僕は何があったかは理解できていたので敢えて遮る。


「”語獣(かたりもの)”になられた……そうなれば、一般の道具では手出しができませんからね」


水田畑を抜けて、木々茂る山へ。

やはり、日光が遮られるだけで暑さは和らぐようだ。


そして、道が細くなっている手前で車を止める。

「わりぃ、ここからは送れねぇ。大丈夫か?」

親父は心配をしてくれる。


「大丈夫です。」

僕の言葉を聞いた彼はここを去っていった。

少し、歩いた先に人一人通れるくらいの洞穴が、


内を覗く……、



外と比べて涼しそうだ。

すると……、


背後から声をかけられた。


「……ニンゲン、何ノ用ダ?」

振り返るとそこには1匹の何かがこっちを睨んでいる。


「アナタが語獣ですか?」

実は、依頼は始まっている。


「ゴジュウ…トハ、何ダ?」

「言葉を話す獣です」

「ケモノ……ワレワレハ、獣ト言ウノカ?」

「はい、所でアナタは”どうしたい”んですか?」


獣は答える。

「ドウ?トハ、ナンダ?」


僕は答える。

「このまま、生きたいのか……死にたいのか……アナタの希望といいますか?」


獣は考える。

「我ハ、モットカンガエル?ヨウニナリタイ……ダメカ?」


では、僕は授ける。

「分かりました。では、これを……」


僕は林檎の樹が書かれた手帳を取りだし、文字を抜き取る。

それを獣に投げた。


すると、獣が光り、姿形が変化する。

4本足だったのが、直立になり、

フサフサの毛並みが髪になり、

ケモノ顔が人の様な面構えに、

そして、申し訳なく尻尾と耳が残った。


獣(狼)は獣人になった!


「あっ。我」

「……」

あの可愛すぎて吐きそう……僕の内心はそんな感じだった。


「きみ、名前は?」

狼ちゃんは、空の星を指さす。

「我、あれ」

「じゃあ、君は今日から”ルナティカ”だね。よろしく、ルナティ」

狼ちゃん、改め、ルナティカは元気よく返事をする。

「人間、人間。お主は?」

「僕?僕は……」

自分が来ているダークネイビーのコートを指差す。


よる()。夜 袮恩」

「ねおん……ネオンか!」

そうそう……はしゃぐルナティカを見て微笑ましく思った。

そして、今後のことを聞いてみる。


「ルナティ?君、家族は?ひとり?」

ルナティカは頭をひねる。
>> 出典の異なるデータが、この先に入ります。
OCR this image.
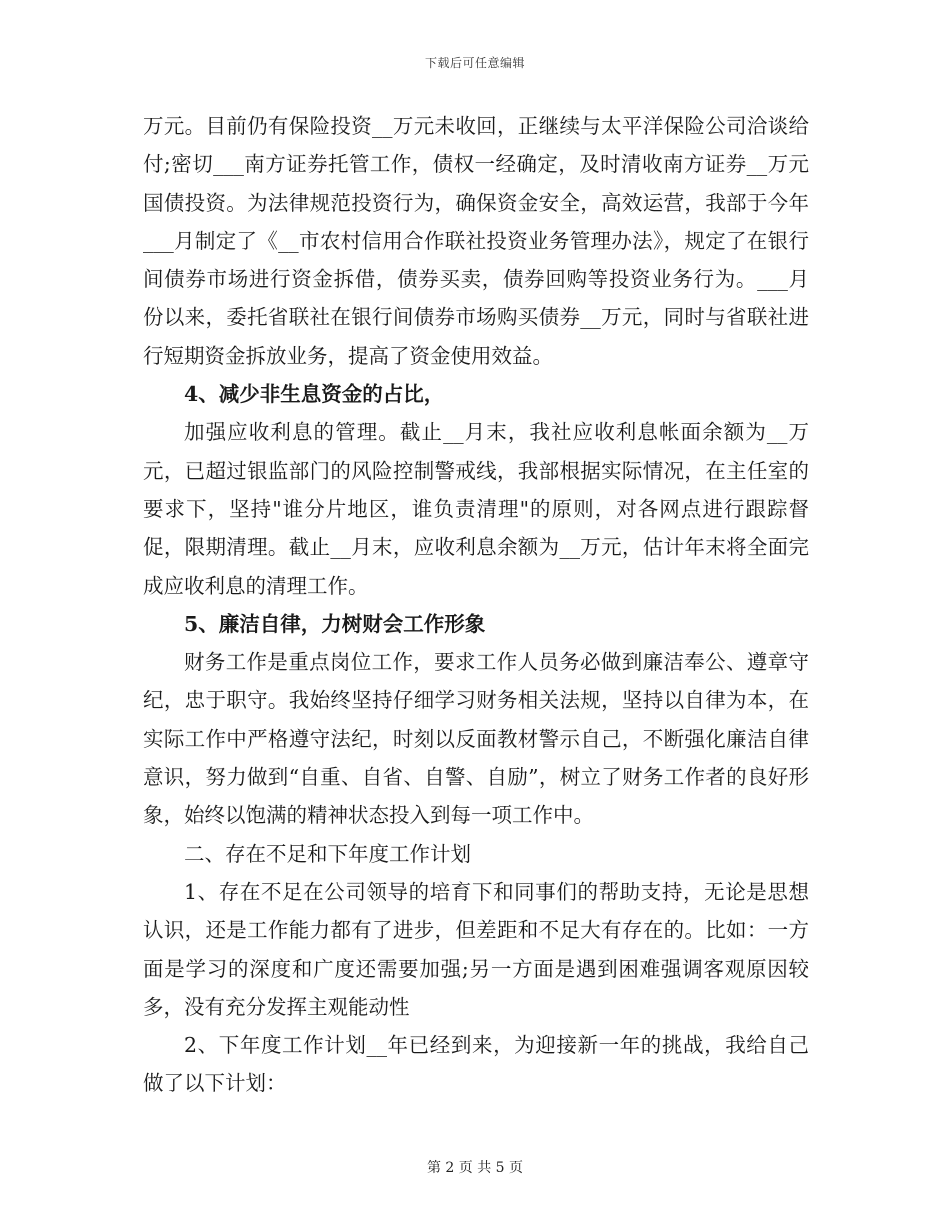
下载后可任意编辑

万元。目前仍有保险投资__万元未收回，正继续与太平洋保险公司洽谈给付;密切___南方证券托管工作，债权一经确定，及时清收南方证券__万元国债投资。为法律规范投资行为，确保资金安全，高效运营，我部于今年___月制定了《__市农村信用合作联社投资业务管理办法》，规定了在银行间债券市场进行资金拆借，债券买卖，债券回购等投资业务行为。___月份以来，委托省联社在银行间债券市场购买债券__万元，同时与省联社进行短期资金拆放业务，提高了资金使用效益。

4、减少非生息资金的占比，

加强应收利息的管理。截止__月末，我社应收利息帐面余额为__万元，已超过银监部门的风险控制警戒线，我部根据实际情况，在主任室的要求下，坚持"谁分片地区，谁负责清理"的原则，对各网点进行跟踪督促，限期清理。截止__月末，应收利息余额为__万元，估计年末将全面完成应收利息的清理工作。

5、廉洁自律，力树财会工作形象

财务工作是重点岗位工作，要求工作人员务必做到廉洁奉公、遵章守纪，忠于职守。我始终坚持仔细学习财务相关法规，坚持以自律为本，在实际工作中严格遵守法纪，时刻以反面教材警示自己，不断强化廉洁自律意识，努力做到“自重、自省、自警、自励”，树立了财务工作者的良好形象，始终以饱满的精神状态投入到每一项工作中。

二、存在不足和下年度工作计划

1、存在不足在公司领导的培育下和同事们的帮助支持，无论是思想认识，还是工作能力都有了进步，但差距和不足大有存在的。比如：一方面是学习的深度和广度还需要加强;另一方面是遇到困难强调客观原因较多，没有充分发挥主观能动性

2、下年度工作计划__年已经到来，为迎接新一年的挑战，我给自己做了以下计划：

第 2 页 共 5 页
そして、考えて思いついた言葉を話し始める。


「カゾク……仲間は皆、いない……我ひとり」


僕は尋ねる。

「寂しくない?辛くない」


ルナティカは答える。

「さびしい?……ひとりはつめたい。つめたいのはいや」


”つめたい”その言葉が聞けて僕は確信した。

「着いてくる?つめたいの、あったかくするから」

「ほんと?」


僕はこくんと頷くと、手を差し出す。

そして、彼女の手を取って来た道を戻って行った。